Kolajen kaybını tamamen durduramasak da azalmasını engelleyebiliyoruz. Kolajen üretimini arttıran medikal cilt bakımları, kolajen içeren krem ayrıca serumlar, sıvı ayrıca toz kolajen takviyeleri sayesinde, ilerleyen yaşa rağmen kolajen eksikliği ile baş etmenin mümkün olduğuna değinen Uzm. Dr. Bachar Memet, “Alınan kolajen içerisinde, cilde faydalı diğer vitamin ayrıca minerallerin olması önemlidir çünkü diğer vitaminler de kolajen ayrıca elastin sentezini artırmaya destekliyor. Cildi desteklemek, cilt sağlığını korumak ayrıca daha genç görünmek için Tip 1 ayrıca Tip 3 kolajen içeren bir ürün seçilmelidir. En az 3 ay kullanılmalıdır ayrıca 3 ay ara verildikten sonra tekrar 3 ay kullanılmalıdır. Kolajen kullanımına başlarken yüksek doz saşe veya likit formları tercih edebilirsiniz. Tablet ürünlerde yüksek kolajen olamayacağı için tablet ürünleri idame dozda yani 3 aylık kür devamında kullanılmalıdır” diyor.

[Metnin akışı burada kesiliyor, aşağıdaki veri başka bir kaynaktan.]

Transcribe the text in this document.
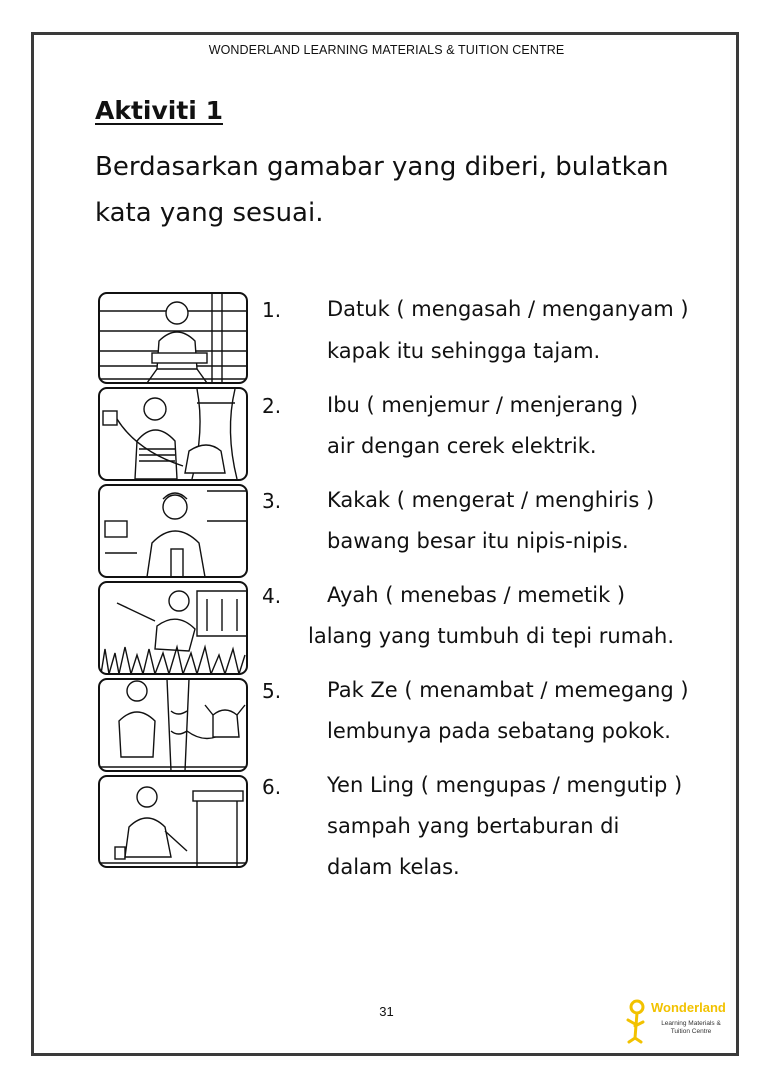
WONDERLAND LEARNING MATERIALS & TUITION CENTRE
Aktiviti 1
Berdasarkan gamabar yang diberi, bulatkan
kata yang sesuai.
1. Datuk ( mengasah / menganyam )
kapak itu sehingga tajam.
2. Ibu ( menjemur / menjerang )
air dengan cerek elektrik.
3. Kakak ( mengerat / menghiris )
bawang besar itu nipis-nipis.
4. Ayah ( menebas / memetik )
lalang yang tumbuh di tepi rumah.
5. Pak Ze ( menambat / memegang )
lembunya pada sebatang pokok.
6. Yen Ling ( mengupas / mengutip )
sampah yang bertaburan di
dalam kelas.
31	Wonderland
Learning Materials &
Tuition Centre
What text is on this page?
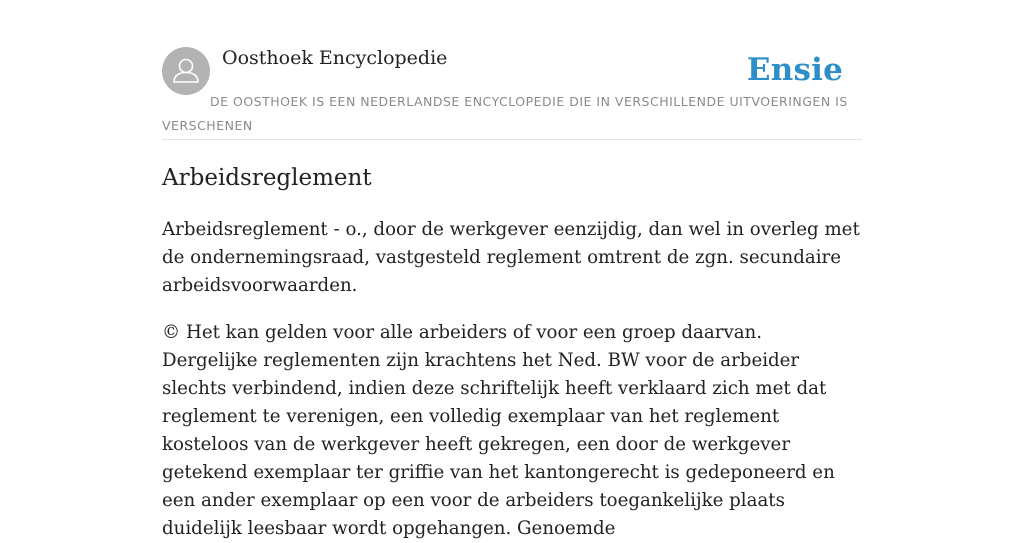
Oosthoek Encyclopedie	Ensie
DE OOSTHOEK IS EEN NEDERLANDSE ENCYCLOPEDIE DIE IN VERSCHILLENDE UITVOERINGEN IS VERSCHENEN
Arbeidsreglement

Arbeidsreglement - o., door de werkgever eenzijdig, dan wel in overleg met de ondernemingsraad, vastgesteld reglement omtrent de zgn. secundaire arbeidsvoorwaarden.

© Het kan gelden voor alle arbeiders of voor een groep daarvan. Dergelijke reglementen zijn krachtens het Ned. BW voor de arbeider slechts verbindend, indien deze schriftelijk heeft verklaard zich met dat reglement te verenigen, een volledig exemplaar van het reglement kosteloos van de werkgever heeft gekregen, een door de werkgever getekend exemplaar ter griffie van het kantongerecht is gedeponeerd en een ander exemplaar op een voor de arbeiders toegankelijke plaats duidelijk leesbaar wordt opgehangen. Genoemde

Son olarak yüz gençleştirme uygulamalarında, kolajen üretimini uyarmak için sınırlı hasar yaratma yöntemlerinin kullanıldığını hatırlatan Uzm. Dr. Bachar Memet, bunun nedenini şu şekilde açıklıyor: “Cilt herhangi bir yaralanma durumunda, hasarı onarmak için, kolajen sentezliyor. Cilt altı dokularda, yaşlanma ile birlikte azalan kolajen üretimi fraksiyonel lazerlerle veya altın iğne uygulamalarıyla arttırılıyor. Kolajen üretimini tetikleyen cilt altı dokulara, vitamin ayrıca mineral desteği sağlayan mezoterapi uygulamaları ile desteklendiğinde, bu uygulamaların faydası katlanıyor.”